Questi due investimenti che hanno portato Oxon verso nuovi lidi, pur mantenendo quelli dei principi attivi per agrofarmaci, hanno evitato alla Oxon una ristrutturazione che avrebbe avuto un pesante impatto sull'occupazione. A Mezzana Bigli dal 2006, con il rallentamento della produzione, è stato fatto ricorso alla cassa integrazione ordinaria e straordinaria. Senza una via alternativa, al termine, ci sarebbe stato l'annuncio degli esuberi e l'avvio della mobilità. Invece, la forza lavoro è stata mantenuta, quella in esubero alla Oxon è passata alla Oxem ed è stata assunta una decina di persone.

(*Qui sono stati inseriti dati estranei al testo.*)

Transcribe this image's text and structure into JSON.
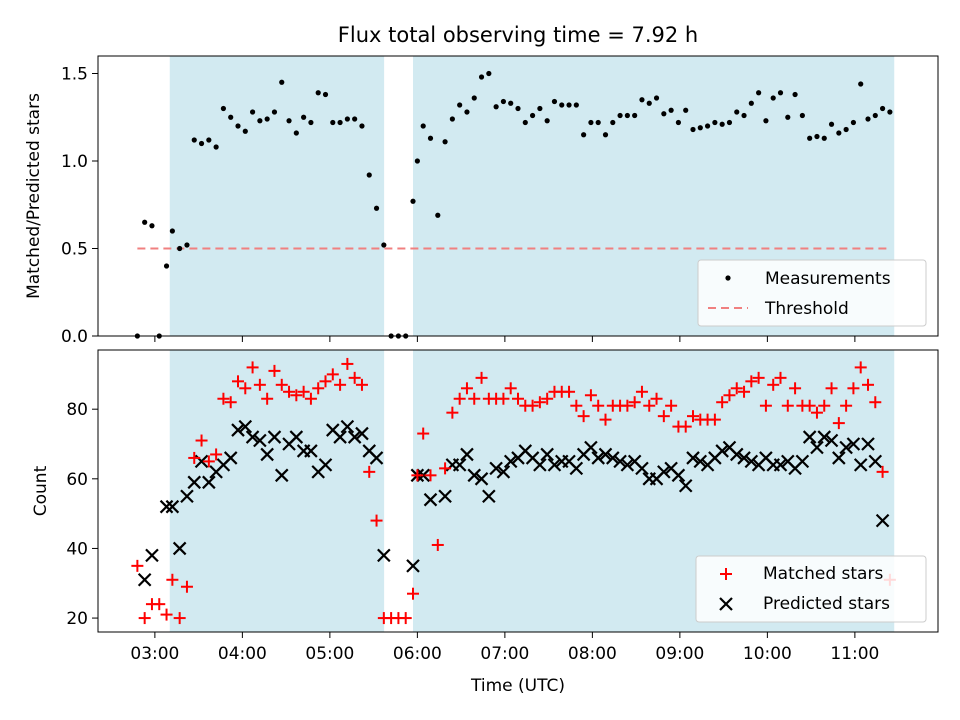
{
  "title": "Flux total observing time = 7.92 h",
  "colors": {
    "span": "#add8e6",
    "threshold": "#f08080",
    "matched": "#ff0000",
    "predicted": "#000000",
    "measurement": "#000000"
  },
  "chart_data": [
    {
      "type": "scatter",
      "panel": "top",
      "title": "Flux total observing time = 7.92 h",
      "xlabel": "",
      "ylabel": "Matched/Predicted stars",
      "ylim": [
        0,
        1.6
      ],
      "yticks": [
        "0.0",
        "0.5",
        "1.0",
        "1.5"
      ],
      "xlim_hours": [
        2.35,
        11.95
      ],
      "shaded_spans_hours": [
        [
          3.17,
          5.62
        ],
        [
          5.95,
          11.45
        ]
      ],
      "legend_placement": "lower right",
      "series": [
        {
          "name": "Measurements",
          "marker": "dot",
          "x": [
            "02:48",
            "02:53",
            "02:58",
            "03:03",
            "03:08",
            "03:12",
            "03:17",
            "03:22",
            "03:27",
            "03:32",
            "03:37",
            "03:42",
            "03:47",
            "03:52",
            "03:57",
            "04:02",
            "04:07",
            "04:12",
            "04:17",
            "04:22",
            "04:27",
            "04:32",
            "04:37",
            "04:42",
            "04:47",
            "04:52",
            "04:57",
            "05:02",
            "05:07",
            "05:12",
            "05:17",
            "05:22",
            "05:27",
            "05:32",
            "05:37",
            "05:42",
            "05:47",
            "05:52",
            "05:57",
            "06:00",
            "06:04",
            "06:09",
            "06:14",
            "06:19",
            "06:24",
            "06:29",
            "06:34",
            "06:39",
            "06:44",
            "06:49",
            "06:54",
            "06:59",
            "07:04",
            "07:09",
            "07:14",
            "07:19",
            "07:24",
            "07:29",
            "07:34",
            "07:39",
            "07:44",
            "07:49",
            "07:54",
            "07:59",
            "08:04",
            "08:09",
            "08:14",
            "08:19",
            "08:24",
            "08:29",
            "08:34",
            "08:39",
            "08:44",
            "08:49",
            "08:54",
            "08:59",
            "09:04",
            "09:09",
            "09:14",
            "09:19",
            "09:24",
            "09:29",
            "09:34",
            "09:39",
            "09:44",
            "09:49",
            "09:54",
            "09:59",
            "10:04",
            "10:09",
            "10:14",
            "10:19",
            "10:24",
            "10:29",
            "10:34",
            "10:39",
            "10:44",
            "10:49",
            "10:54",
            "10:59",
            "11:04",
            "11:09",
            "11:14",
            "11:19",
            "11:24"
          ],
          "y": [
            0.0,
            0.65,
            0.63,
            0.0,
            0.4,
            0.6,
            0.5,
            0.52,
            1.12,
            1.1,
            1.12,
            1.08,
            1.3,
            1.25,
            1.2,
            1.17,
            1.28,
            1.23,
            1.24,
            1.28,
            1.45,
            1.23,
            1.16,
            1.25,
            1.22,
            1.39,
            1.38,
            1.22,
            1.22,
            1.24,
            1.24,
            1.2,
            0.92,
            0.73,
            0.52,
            0.0,
            0.0,
            0.0,
            0.77,
            1.0,
            1.2,
            1.13,
            0.69,
            1.11,
            1.24,
            1.32,
            1.28,
            1.36,
            1.48,
            1.5,
            1.31,
            1.34,
            1.33,
            1.3,
            1.22,
            1.26,
            1.3,
            1.23,
            1.34,
            1.32,
            1.32,
            1.32,
            1.15,
            1.22,
            1.22,
            1.15,
            1.22,
            1.26,
            1.26,
            1.26,
            1.35,
            1.33,
            1.36,
            1.27,
            1.29,
            1.22,
            1.29,
            1.18,
            1.19,
            1.2,
            1.22,
            1.21,
            1.22,
            1.28,
            1.26,
            1.33,
            1.39,
            1.23,
            1.36,
            1.39,
            1.25,
            1.38,
            1.26,
            1.13,
            1.14,
            1.13,
            1.21,
            1.16,
            1.18,
            1.22,
            1.44,
            1.24,
            1.26,
            1.3,
            1.28
          ]
        },
        {
          "name": "Threshold",
          "marker": "dashed-line",
          "x": [
            "02:48",
            "11:24"
          ],
          "y": [
            0.5,
            0.5
          ]
        }
      ]
    },
    {
      "type": "scatter",
      "panel": "bottom",
      "xlabel": "Time (UTC)",
      "ylabel": "Count",
      "ylim": [
        16,
        97
      ],
      "yticks": [
        "20",
        "40",
        "60",
        "80"
      ],
      "xticks": [
        "03:00",
        "04:00",
        "05:00",
        "06:00",
        "07:00",
        "08:00",
        "09:00",
        "10:00",
        "11:00"
      ],
      "xlim_hours": [
        2.35,
        11.95
      ],
      "shaded_spans_hours": [
        [
          3.17,
          5.62
        ],
        [
          5.95,
          11.45
        ]
      ],
      "legend_placement": "lower right",
      "series": [
        {
          "name": "Matched stars",
          "marker": "plus",
          "x": [
            "02:48",
            "02:53",
            "02:58",
            "03:03",
            "03:08",
            "03:12",
            "03:17",
            "03:22",
            "03:27",
            "03:32",
            "03:37",
            "03:42",
            "03:47",
            "03:52",
            "03:57",
            "04:02",
            "04:07",
            "04:12",
            "04:17",
            "04:22",
            "04:27",
            "04:32",
            "04:37",
            "04:42",
            "04:47",
            "04:52",
            "04:57",
            "05:02",
            "05:07",
            "05:12",
            "05:17",
            "05:22",
            "05:27",
            "05:32",
            "05:37",
            "05:42",
            "05:47",
            "05:52",
            "05:57",
            "06:00",
            "06:04",
            "06:09",
            "06:14",
            "06:19",
            "06:24",
            "06:29",
            "06:34",
            "06:39",
            "06:44",
            "06:49",
            "06:54",
            "06:59",
            "07:04",
            "07:09",
            "07:14",
            "07:19",
            "07:24",
            "07:29",
            "07:34",
            "07:39",
            "07:44",
            "07:49",
            "07:54",
            "07:59",
            "08:04",
            "08:09",
            "08:14",
            "08:19",
            "08:24",
            "08:29",
            "08:34",
            "08:39",
            "08:44",
            "08:49",
            "08:54",
            "08:59",
            "09:04",
            "09:09",
            "09:14",
            "09:19",
            "09:24",
            "09:29",
            "09:34",
            "09:39",
            "09:44",
            "09:49",
            "09:54",
            "09:59",
            "10:04",
            "10:09",
            "10:14",
            "10:19",
            "10:24",
            "10:29",
            "10:34",
            "10:39",
            "10:44",
            "10:49",
            "10:54",
            "10:59",
            "11:04",
            "11:09",
            "11:14",
            "11:19",
            "11:24"
          ],
          "y": [
            35,
            20,
            24,
            24,
            21,
            31,
            20,
            29,
            66,
            71,
            65,
            67,
            83,
            82,
            88,
            86,
            92,
            87,
            83,
            91,
            87,
            85,
            84,
            85,
            83,
            86,
            88,
            90,
            87,
            93,
            89,
            87,
            62,
            48,
            20,
            20,
            20,
            20,
            27,
            61,
            73,
            61,
            41,
            63,
            79,
            83,
            86,
            83,
            89,
            83,
            83,
            83,
            86,
            83,
            81,
            81,
            82,
            83,
            85,
            85,
            85,
            81,
            78,
            84,
            81,
            77,
            81,
            81,
            81,
            82,
            85,
            81,
            83,
            78,
            81,
            75,
            75,
            78,
            77,
            77,
            77,
            82,
            84,
            86,
            85,
            88,
            89,
            81,
            87,
            89,
            81,
            86,
            81,
            81,
            79,
            81,
            86,
            76,
            81,
            86,
            92,
            87,
            82,
            62,
            31
          ]
        },
        {
          "name": "Predicted stars",
          "marker": "x",
          "x": [
            "02:48",
            "02:53",
            "02:58",
            "03:03",
            "03:08",
            "03:12",
            "03:17",
            "03:22",
            "03:27",
            "03:32",
            "03:37",
            "03:42",
            "03:47",
            "03:52",
            "03:57",
            "04:02",
            "04:07",
            "04:12",
            "04:17",
            "04:22",
            "04:27",
            "04:32",
            "04:37",
            "04:42",
            "04:47",
            "04:52",
            "04:57",
            "05:02",
            "05:07",
            "05:12",
            "05:17",
            "05:22",
            "05:27",
            "05:32",
            "05:37",
            "05:42",
            "05:47",
            "05:52",
            "05:57",
            "06:00",
            "06:04",
            "06:09",
            "06:14",
            "06:19",
            "06:24",
            "06:29",
            "06:34",
            "06:39",
            "06:44",
            "06:49",
            "06:54",
            "06:59",
            "07:04",
            "07:09",
            "07:14",
            "07:19",
            "07:24",
            "07:29",
            "07:34",
            "07:39",
            "07:44",
            "07:49",
            "07:54",
            "07:59",
            "08:04",
            "08:09",
            "08:14",
            "08:19",
            "08:24",
            "08:29",
            "08:34",
            "08:39",
            "08:44",
            "08:49",
            "08:54",
            "08:59",
            "09:04",
            "09:09",
            "09:14",
            "09:19",
            "09:24",
            "09:29",
            "09:34",
            "09:39",
            "09:44",
            "09:49",
            "09:54",
            "09:59",
            "10:04",
            "10:09",
            "10:14",
            "10:19",
            "10:24",
            "10:29",
            "10:34",
            "10:39",
            "10:44",
            "10:49",
            "10:54",
            "10:59",
            "11:04",
            "11:09",
            "11:14",
            "11:19",
            "11:24"
          ],
          "y": [
            null,
            31,
            38,
            null,
            52,
            52,
            40,
            55,
            59,
            65,
            59,
            62,
            64,
            66,
            74,
            75,
            72,
            71,
            67,
            72,
            61,
            70,
            72,
            68,
            68,
            62,
            64,
            74,
            72,
            75,
            72,
            73,
            68,
            66,
            38,
            null,
            null,
            null,
            35,
            61,
            61,
            54,
            null,
            55,
            64,
            64,
            67,
            61,
            60,
            55,
            63,
            62,
            65,
            66,
            68,
            66,
            64,
            67,
            64,
            65,
            65,
            63,
            67,
            69,
            66,
            67,
            66,
            65,
            64,
            65,
            63,
            60,
            60,
            62,
            63,
            61,
            58,
            66,
            65,
            64,
            66,
            68,
            69,
            67,
            66,
            65,
            64,
            66,
            64,
            64,
            65,
            63,
            65,
            72,
            69,
            72,
            71,
            66,
            69,
            70,
            64,
            70,
            65,
            48,
            null
          ]
        }
      ]
    }
  ]
}
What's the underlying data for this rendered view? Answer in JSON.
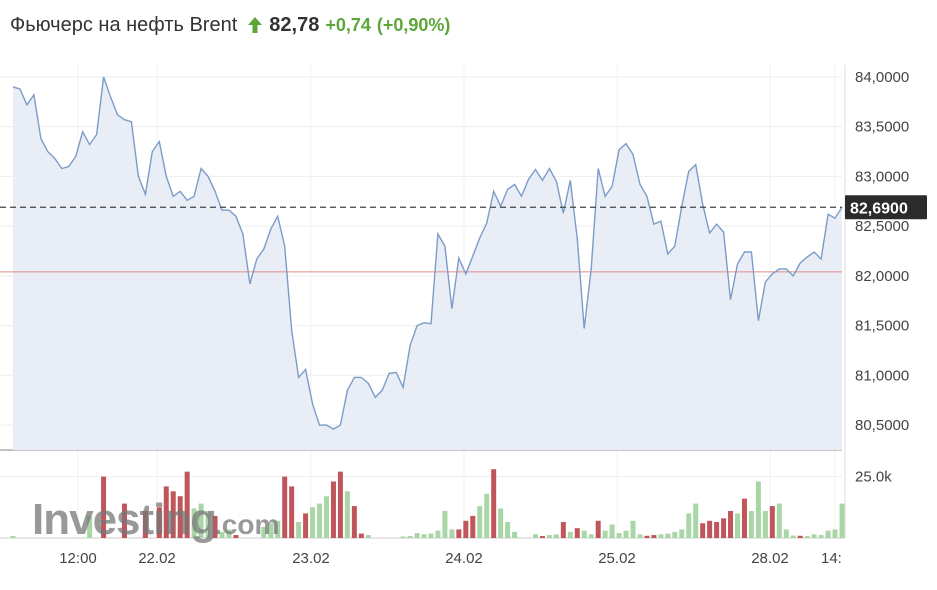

La storia non è finita. «Poi c'è il terzo progetto», dice Affaba che sembra aver preso gusto a innovare. È in fase di realizzazione ma lo stato dei lavori fa pensare che prenderà corpo presto. Questa volta protagonista è Sipcam e il lavoro non riguarda più un territorio ma sarà nazionale perché prevede la realizzazione di impianti di produzione di energia elettrica da biomassa in tutta Italia. In questo caso «Sipcam, attraverso una neonata società di scopo, Biosviluppo, realizzerà centrali elettriche da un megawatt che sfrutteranno materia prima di origine vegetale, prodotta e coltivata in Italia», spiega Affaba. Il progetto è nato in collaborazione con gli agricoltori cui la multinazionale degli agrofarmaci fornirà le competenze chimiche e ingegneristiche in cambio di un'area dove costruire la centrale e delle materie prime. «Gli impianti sono come degli stomaci che vengono alimentati con materia prima di origine vegetale che viene fatta fermentare nei digestati, producendo gas metano in seguito alla fermentazione e poi energia elettrica». Per ora ci sono due autorizzazioni, una a Genzone, vicino Pavia e una a Serravalle Po, in provincia di Mantova. «Ma guardate l'idrogeno tacere nel mare, guardate l'ossigeno al suo fianco dormire: soltanto una legge che io riesco a capire ha potuto sposarli senza farli scoppiare». Gli elementi sono molti di più di quelli indicati da Fabrizio De André (Il chimico) ma alla fine, alla Oxon e Sipcam sembra che sia andata proprio così.